By Lydia Beyoud
The Consumer Financial Protection Bureau’s acting director is asking Congress to rein in the agency he’s temporarily leading.
Congress should approve major CFPB rules, have power over agency appropriations, and give the president the authority to fire the agency’s director at will, Acting Director Mick Mulvaney said in a semi-annual report released April 2. He also called for an independent CFPB inspector general.
“As has been evident since the enactment of the Dodd-Frank Act, the Bureau is far too powerful, and with precious little oversight of its activities,” said Mulvaney, who also serves as director of the Office of Management and Budget.
Mulvaney’s proposals largely track provisions in a broader financial regulation overhaul bill (H.R. 10), which passed the House but has met strong resistance from Senate Democrats.
“I have no doubt that many Members of Congress disagree with my actions as the Acting Director of the Bureau, just as many Members disagreed with the actions of my predecessor,” Mulvaney said in his cover letter. Enacting the proposed changes would end the regulatory tug-of-war resulting from the CFPB’s current structure and an independent directorship, Mulvaney said.
As the former South Carolina representative noted, Mulvaney’s proposals would likely face significant opposition from congressional Democrats.
“Congress established the CFPB in order to create strong regulation to protect consumers from the abusive products that ultimately destroyed trillions of dollars” and harmed millions of families, said Aaron Klein, policy director for the Center on Regulation and Markets at the Brookings Institution in Washington. “Congress did not, nor should it, create an agency to simply propose regulations to itself,” he said.
Subjecting financial regulatory agencies to the congressional appropriations process would be “an invitation to weaken oversight,” Klein said in an email to Bloomberg Law.

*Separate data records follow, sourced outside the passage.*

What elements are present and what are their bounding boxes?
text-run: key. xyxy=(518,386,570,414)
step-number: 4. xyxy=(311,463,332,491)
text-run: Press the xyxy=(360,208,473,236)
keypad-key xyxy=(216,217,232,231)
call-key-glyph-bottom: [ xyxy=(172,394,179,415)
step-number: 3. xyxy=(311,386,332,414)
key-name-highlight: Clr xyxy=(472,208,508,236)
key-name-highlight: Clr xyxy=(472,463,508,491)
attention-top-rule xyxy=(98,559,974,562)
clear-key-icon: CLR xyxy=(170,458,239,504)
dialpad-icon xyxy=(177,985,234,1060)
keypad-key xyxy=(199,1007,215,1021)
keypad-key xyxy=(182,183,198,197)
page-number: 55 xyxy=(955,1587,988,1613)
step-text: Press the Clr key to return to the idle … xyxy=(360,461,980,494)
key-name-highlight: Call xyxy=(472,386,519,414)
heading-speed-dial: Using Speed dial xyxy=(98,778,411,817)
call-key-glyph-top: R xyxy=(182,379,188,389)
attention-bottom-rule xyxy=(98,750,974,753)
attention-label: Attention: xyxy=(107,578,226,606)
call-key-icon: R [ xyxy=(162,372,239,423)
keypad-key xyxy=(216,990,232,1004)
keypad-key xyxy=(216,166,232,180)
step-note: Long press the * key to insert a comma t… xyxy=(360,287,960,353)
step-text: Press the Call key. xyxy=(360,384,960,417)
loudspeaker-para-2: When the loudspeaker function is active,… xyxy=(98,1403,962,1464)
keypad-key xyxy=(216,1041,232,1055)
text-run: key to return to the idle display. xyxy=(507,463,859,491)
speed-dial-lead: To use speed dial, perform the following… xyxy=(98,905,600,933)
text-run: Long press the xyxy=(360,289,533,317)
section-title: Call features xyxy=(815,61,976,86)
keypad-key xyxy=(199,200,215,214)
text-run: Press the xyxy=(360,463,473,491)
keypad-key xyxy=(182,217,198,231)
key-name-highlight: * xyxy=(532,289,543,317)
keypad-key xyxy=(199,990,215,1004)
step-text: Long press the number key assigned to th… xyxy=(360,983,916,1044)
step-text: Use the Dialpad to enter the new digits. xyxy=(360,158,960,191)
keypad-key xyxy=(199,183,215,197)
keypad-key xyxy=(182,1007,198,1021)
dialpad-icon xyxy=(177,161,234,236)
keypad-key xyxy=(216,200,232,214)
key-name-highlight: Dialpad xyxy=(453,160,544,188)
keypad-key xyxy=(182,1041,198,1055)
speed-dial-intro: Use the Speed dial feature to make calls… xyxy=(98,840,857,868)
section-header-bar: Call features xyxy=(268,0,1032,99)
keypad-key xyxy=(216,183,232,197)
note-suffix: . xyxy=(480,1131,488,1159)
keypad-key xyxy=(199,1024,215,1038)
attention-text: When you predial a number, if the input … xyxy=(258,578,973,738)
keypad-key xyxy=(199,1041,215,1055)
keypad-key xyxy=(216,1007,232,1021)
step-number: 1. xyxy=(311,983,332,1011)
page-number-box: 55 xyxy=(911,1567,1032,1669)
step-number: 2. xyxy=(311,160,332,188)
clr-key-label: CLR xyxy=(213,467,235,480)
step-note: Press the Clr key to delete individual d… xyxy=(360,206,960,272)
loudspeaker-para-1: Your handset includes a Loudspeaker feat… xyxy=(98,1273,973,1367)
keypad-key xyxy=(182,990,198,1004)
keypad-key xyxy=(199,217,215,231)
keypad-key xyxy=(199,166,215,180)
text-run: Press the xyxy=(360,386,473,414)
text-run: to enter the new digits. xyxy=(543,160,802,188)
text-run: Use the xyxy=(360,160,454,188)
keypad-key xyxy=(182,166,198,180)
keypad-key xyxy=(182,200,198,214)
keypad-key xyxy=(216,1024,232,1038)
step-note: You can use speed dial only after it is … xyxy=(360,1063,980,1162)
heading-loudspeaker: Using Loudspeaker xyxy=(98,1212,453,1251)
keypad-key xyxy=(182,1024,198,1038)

The report itself examines agency actions from April 1 to Sept. 30, 2017, before President Donald Trump appointed Mulvaney to lead the bureau following the departure of Obama administration appointee Richard Cordray.
Under Mulvaney, the CFPB is engaged in a stem-to-stern review of the agency’s procedures, rules, and objectives.
That includes plans for forthcoming rulemakings, notably on the CFPB’s payday lending and high-cost installment loans, which the agency has already said it will reconsider.
The CFPB plans to release a proposed rule on debt collectors’ consumer disclosures and communications practices, likely including robocalls and robotexts. Consumer debt collection complaints were the No. 1 complaint to the agency during the year leading up to the report’s Sept. 30, 2017 focus. They accounted for approximately 27 percent of consumer complaints during that period, with credit or consumer reporting coming in at a near tie, followed by mortgage complaints at 13 percent.
The mortgage industry is also in for some potential changes. The CFPB plans to issue final rules on amending the federal mortgage disclosure requirements in the Truth in Lending Act, according to the report.